Outra pista para compreender a estranha gente que vive uma vida dupla é o facto de essa existência não ser fruto de um treino apurado, antes da necessidade. "Muitas alinham neste jogo por dinheiro", salienta Paulo Sargento. "Uns sempre foram espiões, é essa a sua vida. Mas há outros com vida, família - e sabe-se como a família e uma actividade tão intensa e secreta como a espionagem não convivem bem..."
O psicólogo detecta neste grupo exposto nos EUA "um pouco de tudo", até a nível etário. Muitos terão sido direccionados para espiar na América há décadas, numa altura em que as relações internacionais entre os dois países não se comparavam com as actuais.
Anna, divorciada, 28 anos, recrutadora de talentos; Christopher Metsos, viajante misterioso (foi detido em Chipre), 54 ou 55 anos; Richard e Cynthia Murphy, ela consultora financeira, ele "doméstico" a tomar conta das duas filhas em idade escolar, ambos com cidadania norte-americana; Donald Heathfield e Tracey Lee Ann Foley, ambos na casa dos 40, dois filhos adolescentes, ele (talvez) canadiano, ela cidadã dos EUA, ambos consultores; Vicky Pelaez e Juan Lazaro, ela jornalista, 55 anos, nascida no Peru, ele peruano nascido no Uruguai; Michael Zottoli e Patricia Mills, dois filhos pequenos, ela uma dona de casa que se queixava dos vizinhos fumadores de baixo e da água que escorria para os seus vasos de flores vinda do andar de cima, ele um funcionário de uma empresa de telecomunicações sempre agarrado ao telemóvel em poses secretistas (contam agora os colegas); Mikhail Semenko, jovem, funcionário de uma agência de viagens, imigrante nos EUA desde 2008.

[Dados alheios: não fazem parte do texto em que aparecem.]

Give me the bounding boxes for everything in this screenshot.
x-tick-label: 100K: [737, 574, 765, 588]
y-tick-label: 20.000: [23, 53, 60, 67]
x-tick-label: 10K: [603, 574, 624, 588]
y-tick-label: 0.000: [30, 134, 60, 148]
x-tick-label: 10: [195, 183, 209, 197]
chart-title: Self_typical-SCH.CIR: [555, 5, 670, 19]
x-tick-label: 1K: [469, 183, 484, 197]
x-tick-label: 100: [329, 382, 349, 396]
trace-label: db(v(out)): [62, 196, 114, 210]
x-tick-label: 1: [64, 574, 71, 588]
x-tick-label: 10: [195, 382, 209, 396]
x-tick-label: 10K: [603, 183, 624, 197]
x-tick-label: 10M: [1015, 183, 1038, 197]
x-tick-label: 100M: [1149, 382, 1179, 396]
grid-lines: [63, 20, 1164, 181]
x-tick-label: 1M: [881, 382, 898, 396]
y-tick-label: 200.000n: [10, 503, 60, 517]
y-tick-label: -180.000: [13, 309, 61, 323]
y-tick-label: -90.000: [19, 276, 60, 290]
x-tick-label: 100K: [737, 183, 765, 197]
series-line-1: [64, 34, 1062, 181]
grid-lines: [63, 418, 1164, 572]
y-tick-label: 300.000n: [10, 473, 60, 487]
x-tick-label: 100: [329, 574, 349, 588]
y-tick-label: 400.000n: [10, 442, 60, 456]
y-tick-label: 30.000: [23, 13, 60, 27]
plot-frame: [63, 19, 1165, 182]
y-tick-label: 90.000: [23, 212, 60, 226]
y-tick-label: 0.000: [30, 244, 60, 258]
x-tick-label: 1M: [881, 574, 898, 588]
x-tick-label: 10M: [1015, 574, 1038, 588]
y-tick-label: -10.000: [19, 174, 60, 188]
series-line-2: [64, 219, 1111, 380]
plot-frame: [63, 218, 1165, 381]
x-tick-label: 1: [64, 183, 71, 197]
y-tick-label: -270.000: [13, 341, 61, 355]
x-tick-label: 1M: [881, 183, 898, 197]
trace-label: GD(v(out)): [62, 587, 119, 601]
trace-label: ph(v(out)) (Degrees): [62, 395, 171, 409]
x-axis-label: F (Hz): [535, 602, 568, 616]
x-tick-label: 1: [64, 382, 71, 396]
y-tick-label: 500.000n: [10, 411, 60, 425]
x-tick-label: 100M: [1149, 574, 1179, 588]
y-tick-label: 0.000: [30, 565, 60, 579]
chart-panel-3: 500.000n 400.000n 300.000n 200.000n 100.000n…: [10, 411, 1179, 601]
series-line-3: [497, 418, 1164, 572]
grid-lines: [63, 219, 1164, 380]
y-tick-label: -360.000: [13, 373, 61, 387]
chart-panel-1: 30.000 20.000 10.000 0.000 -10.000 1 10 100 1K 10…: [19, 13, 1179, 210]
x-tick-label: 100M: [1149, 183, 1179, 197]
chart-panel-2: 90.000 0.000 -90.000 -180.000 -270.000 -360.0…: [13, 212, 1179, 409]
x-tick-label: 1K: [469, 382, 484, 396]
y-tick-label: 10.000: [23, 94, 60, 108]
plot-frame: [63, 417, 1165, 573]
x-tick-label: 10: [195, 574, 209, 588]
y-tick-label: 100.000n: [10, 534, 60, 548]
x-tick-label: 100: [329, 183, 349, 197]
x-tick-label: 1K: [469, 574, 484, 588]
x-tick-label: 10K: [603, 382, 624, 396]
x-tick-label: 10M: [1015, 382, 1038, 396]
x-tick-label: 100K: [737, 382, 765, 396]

Os americanos chamar-lhes-iam "ordinary people", gente vulgar. Com a óbvia excepção de Metsos - que se supõe seria o homem do dinheiro, viajando pelo mundo para distribuir pagamentos -, todos os outros podiam ser vizinhos de qualquer americano venerador da Stars & Stripes. E, no entanto, eram espiões. Juan Lazaro deve ser um nome falso, Michael Zottoli e Patricia Mills são russos e chamam-se, tudo indica, Mikhail Kutzik e Natalia Pereverzeva.
Fossem eles espiões disfarçados de pessoas normais ou pessoas normais a fazerem trabalho de espiões, isso, por agora, ainda não se apurou. A verdade é que viviam ali mesmo ao lado e ninguém desconfiou. A natureza humana é capaz disto e de muito mais.